REVIEW: I’ve said it before, and I’ll say it again – Liam Neeson is our era’s Charles Bronson. On the one hand, the success of Taken gave Neeson the superstardom that once eluded him, but it also trapped him in a never-ending series of B-action movies. Every once in a while, he puts out one that will blow your socks off (The Grey being one), but too many of them are assembly line programmers that wouldn’t even have passed muster at Cannon Films in the eighties. Blacklight, which reteams him with his Honest Thief director Mark Williams is his worst movie since…well… Honest Thief.
Now, I don’t mean this as a dig at Williams. I liked a Gerard Butler drama he directed a few years back, A Family Man. He’s also one of the guys behind Ozark – he’s talented. But, Blacklight is a ludicrously cheap entry into Neeson’s cannon, with the erstwhile star getting close to scrapping the bottom of the barrel here. Neeson plays the same character he always plays – a grumpy loner with a “set of skills,” shadowy government connections and an estranged family he has to protect. Here he works for the FBI, but the film is so low-budget that the film’s villain, who’s supposed to be the bureau’s director, never has anyone to answer to or any agents guarding him. Instead, he has the same two or three thugs that go after Neeson over and over again. They came up with a decently high concept for this one, but they didn’t have the resources to pull it off, which is why Neeson’s movies these days are better when they’re contained, such as The Marksman (his best in years) or The Ice Road.
Here, he’s an anonymous fixer whose job is to extricate agents in danger, with him rescuing Orange Is the New Black star Yael Stone (in a small role) from a right-wing militia early on. Williams, who also has a writing credit, tries to make the movie topical to some extent, even name-checking COINTELPRO, an infamous, illegal FBI program run by J. Edgar Hoover in the sixties.

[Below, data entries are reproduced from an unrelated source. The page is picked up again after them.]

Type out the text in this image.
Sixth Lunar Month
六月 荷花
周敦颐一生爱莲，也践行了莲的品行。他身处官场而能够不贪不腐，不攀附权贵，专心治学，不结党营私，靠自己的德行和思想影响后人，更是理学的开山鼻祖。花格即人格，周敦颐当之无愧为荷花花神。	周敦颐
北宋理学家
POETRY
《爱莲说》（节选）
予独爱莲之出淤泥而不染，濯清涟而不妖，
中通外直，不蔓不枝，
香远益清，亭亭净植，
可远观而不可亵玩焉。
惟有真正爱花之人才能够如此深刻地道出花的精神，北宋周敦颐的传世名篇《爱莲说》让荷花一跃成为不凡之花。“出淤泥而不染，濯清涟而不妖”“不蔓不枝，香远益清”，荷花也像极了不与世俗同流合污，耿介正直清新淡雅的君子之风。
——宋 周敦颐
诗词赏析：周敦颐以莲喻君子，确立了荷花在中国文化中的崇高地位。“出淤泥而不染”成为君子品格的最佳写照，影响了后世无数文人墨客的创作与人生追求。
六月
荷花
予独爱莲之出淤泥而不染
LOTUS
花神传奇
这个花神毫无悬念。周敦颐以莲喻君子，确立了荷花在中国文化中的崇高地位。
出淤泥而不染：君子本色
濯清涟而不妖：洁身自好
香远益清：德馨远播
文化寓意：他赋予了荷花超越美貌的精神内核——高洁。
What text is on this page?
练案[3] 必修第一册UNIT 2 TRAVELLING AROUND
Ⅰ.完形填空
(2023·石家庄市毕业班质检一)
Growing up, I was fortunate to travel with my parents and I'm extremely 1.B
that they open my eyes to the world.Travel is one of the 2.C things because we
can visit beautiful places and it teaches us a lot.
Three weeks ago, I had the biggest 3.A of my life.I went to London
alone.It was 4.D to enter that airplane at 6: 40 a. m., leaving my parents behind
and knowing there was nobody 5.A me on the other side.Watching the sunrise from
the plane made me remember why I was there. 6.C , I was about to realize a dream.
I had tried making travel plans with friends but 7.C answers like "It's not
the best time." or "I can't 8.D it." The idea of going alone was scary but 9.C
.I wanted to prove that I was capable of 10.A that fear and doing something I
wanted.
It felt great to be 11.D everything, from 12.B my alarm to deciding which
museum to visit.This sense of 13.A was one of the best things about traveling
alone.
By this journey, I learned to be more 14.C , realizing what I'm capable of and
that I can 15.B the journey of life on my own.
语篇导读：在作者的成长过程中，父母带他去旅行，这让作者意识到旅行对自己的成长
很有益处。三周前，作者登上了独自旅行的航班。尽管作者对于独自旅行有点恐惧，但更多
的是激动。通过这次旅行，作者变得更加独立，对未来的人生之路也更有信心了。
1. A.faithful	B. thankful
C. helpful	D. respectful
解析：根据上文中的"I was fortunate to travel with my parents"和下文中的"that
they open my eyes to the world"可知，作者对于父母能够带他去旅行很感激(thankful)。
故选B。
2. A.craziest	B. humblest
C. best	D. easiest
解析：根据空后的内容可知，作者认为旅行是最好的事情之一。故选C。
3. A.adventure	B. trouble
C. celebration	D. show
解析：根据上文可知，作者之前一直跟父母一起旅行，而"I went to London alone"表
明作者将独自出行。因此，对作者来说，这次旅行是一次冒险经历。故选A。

It probably could have been a cool action flick or limited series, but it’s very small scale, with perhaps COVID to blame for the tiny cast of characters and a limited number of baddies.
Neeson himself seems as game as ever in the action scenes, but it’s getting hard to believe him dispatching hulking, lightning-quick opponents half of his age. That said, Neeson’s lack of vanity is endearing, with him even losing a fight early on to a younger agent played by Taylor John Smith, who has a few of the movie’s best action scenes. At least there’s a bit more carnage here compared to the too low-key Honest Thief, but the ending resolves everything too neatly. It’s also too bad that Neeson/Quinn don’t have a solid punch-up at the end following their cool scrap in Unknown, but that might have been a little too silly considering he’s playing the head of the FBI this time. He’s ridiculously easy for Neeson to intercept and get to wherever he wants.
In the end, if you’re a Neeson completist, Blacklight is decent enough in that it’s at least competently made (as are all of Neeson’s movies). The thing is, it’s so lacklustre, dull and assembly-line that you wish all involved would go the extra mile to craft Neeson a classic action flick that can stand apart from the ones he seems to churn out every few months or so. It’s not too late!